We were inspired to do this project after reading The Checklist Manifesto by Atul Gawande. Dr. Gawande, a surgeon, wrote how the development of checklists in hospitals dramatically decreased the number of post-surgery-related infections and deaths. Given the complexity of the surgical discipline, surgeons would often make small mistakes and overlook crucial steps of the process. But after reviewing the most common mistakes and compiling them into a pre-surgery checklist, they no longer made those same mistakes. We sought to do the same with the investment process by creating a pre-investment checklist.

Going the extra mile

 

That very first meeting in Vietnam – conducted entirely through an interpreter as the CEO only spoke Vietnamese – already revealed two very important aspects of our analysis: the value of in-person meetings with management and the difficulty of looking back.

We have always stood by our commitment to meet with the management of every company, in person, before making an investment. We believe this is a highly valuable piece of the analysis – especially in emerging markets where meeting a company’s management in person is often the only way to understand their strategy and growth prospects. It wasn’t five minutes into the meeting that the CEO was answering questions that no amount of internet research would reveal. And it was exactly our discussion at the company’s head office that day that led to a complete understanding of what happened in that investment.

Studying the rearview mirror

 

Given that our aim was to discuss historical performance, understand what had happened and how that compared to our initial investment thesis, these meetings were a bit different from regular investor meetings which are typically forward-looking. When faced with a difficult question about poor past performance, CEOs would often avoid the question altogether and talk about the future instead. We were not there to make investment decisions however, so we would have to rephrase the question and dig deeper.

 

That this was happening revealed how difficult facing up to past mistakes can be. It requires humility and resilience – which may be why other investors and companies have usually avoided the practice – but the lessons learned from this exercise can be well worth the effort not only for investors but also for the companies themselves. In fact, many of the CEOs we met with said that they appreciated our conversations and expressed their desire to do a similar project within their own firms.
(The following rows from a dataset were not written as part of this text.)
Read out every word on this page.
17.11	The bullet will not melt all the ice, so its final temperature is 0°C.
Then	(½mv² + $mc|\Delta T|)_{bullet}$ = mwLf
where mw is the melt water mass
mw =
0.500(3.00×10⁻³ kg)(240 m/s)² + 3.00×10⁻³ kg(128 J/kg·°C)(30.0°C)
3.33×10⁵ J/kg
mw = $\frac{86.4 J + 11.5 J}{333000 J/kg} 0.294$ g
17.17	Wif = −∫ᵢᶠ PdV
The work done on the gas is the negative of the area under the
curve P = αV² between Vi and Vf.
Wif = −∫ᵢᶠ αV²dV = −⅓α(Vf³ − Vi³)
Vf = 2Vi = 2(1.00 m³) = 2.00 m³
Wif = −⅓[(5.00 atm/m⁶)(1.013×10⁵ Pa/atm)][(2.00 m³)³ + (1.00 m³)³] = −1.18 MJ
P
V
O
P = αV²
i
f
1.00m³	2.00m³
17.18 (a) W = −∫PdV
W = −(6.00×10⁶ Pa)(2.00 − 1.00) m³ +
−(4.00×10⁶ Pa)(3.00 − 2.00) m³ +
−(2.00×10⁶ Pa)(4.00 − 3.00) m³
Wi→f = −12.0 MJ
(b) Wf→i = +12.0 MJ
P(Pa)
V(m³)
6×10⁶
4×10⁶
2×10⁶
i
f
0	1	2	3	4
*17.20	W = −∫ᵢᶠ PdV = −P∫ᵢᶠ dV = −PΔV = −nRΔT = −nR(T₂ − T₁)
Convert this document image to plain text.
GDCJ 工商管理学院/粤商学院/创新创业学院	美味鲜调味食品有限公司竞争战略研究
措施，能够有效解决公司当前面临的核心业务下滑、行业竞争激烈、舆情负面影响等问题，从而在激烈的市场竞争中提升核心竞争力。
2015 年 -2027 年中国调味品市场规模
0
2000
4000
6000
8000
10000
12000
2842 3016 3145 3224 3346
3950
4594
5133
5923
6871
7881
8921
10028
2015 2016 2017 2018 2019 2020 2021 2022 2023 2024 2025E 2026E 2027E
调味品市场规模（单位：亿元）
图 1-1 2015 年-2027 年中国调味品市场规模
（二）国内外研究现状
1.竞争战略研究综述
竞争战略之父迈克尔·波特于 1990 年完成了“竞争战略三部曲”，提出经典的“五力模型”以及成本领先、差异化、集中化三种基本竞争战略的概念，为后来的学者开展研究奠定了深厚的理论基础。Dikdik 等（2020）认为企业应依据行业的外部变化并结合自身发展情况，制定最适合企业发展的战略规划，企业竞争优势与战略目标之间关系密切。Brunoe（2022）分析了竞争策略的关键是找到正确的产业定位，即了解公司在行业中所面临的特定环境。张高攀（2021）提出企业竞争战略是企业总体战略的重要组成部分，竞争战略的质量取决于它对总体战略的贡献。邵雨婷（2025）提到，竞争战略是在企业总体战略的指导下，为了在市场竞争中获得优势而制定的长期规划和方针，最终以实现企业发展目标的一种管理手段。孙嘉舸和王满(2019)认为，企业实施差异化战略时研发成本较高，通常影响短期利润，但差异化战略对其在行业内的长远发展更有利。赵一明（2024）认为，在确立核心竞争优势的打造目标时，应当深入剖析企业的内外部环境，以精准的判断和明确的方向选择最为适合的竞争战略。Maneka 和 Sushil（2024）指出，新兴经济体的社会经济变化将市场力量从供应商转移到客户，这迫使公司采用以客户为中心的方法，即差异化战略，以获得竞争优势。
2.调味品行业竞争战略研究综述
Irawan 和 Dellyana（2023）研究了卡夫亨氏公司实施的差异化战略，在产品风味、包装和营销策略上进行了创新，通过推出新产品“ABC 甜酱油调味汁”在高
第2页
Enhancing the safety features

 

Overall, we analyzed 33 of the fund’s best and worst investments spanning across 11 different countries and a variety of industries. As a result, we constructed a checklist of characteristics to avoid when making future investment decisions, while making a note of the traits associated with our most successful investments (some of which returned over 300%). We have incorporated this checklist into the fund’s investment discipline in our ever-continuous pursuit to optimize portfolio management processes and strengthen our investment performance.

This post-investment analysis revealed that successful investing is a lot like driving in Vietnam – you must keep your eyes on the road in front of you, but you should also remember what you have learned from the past.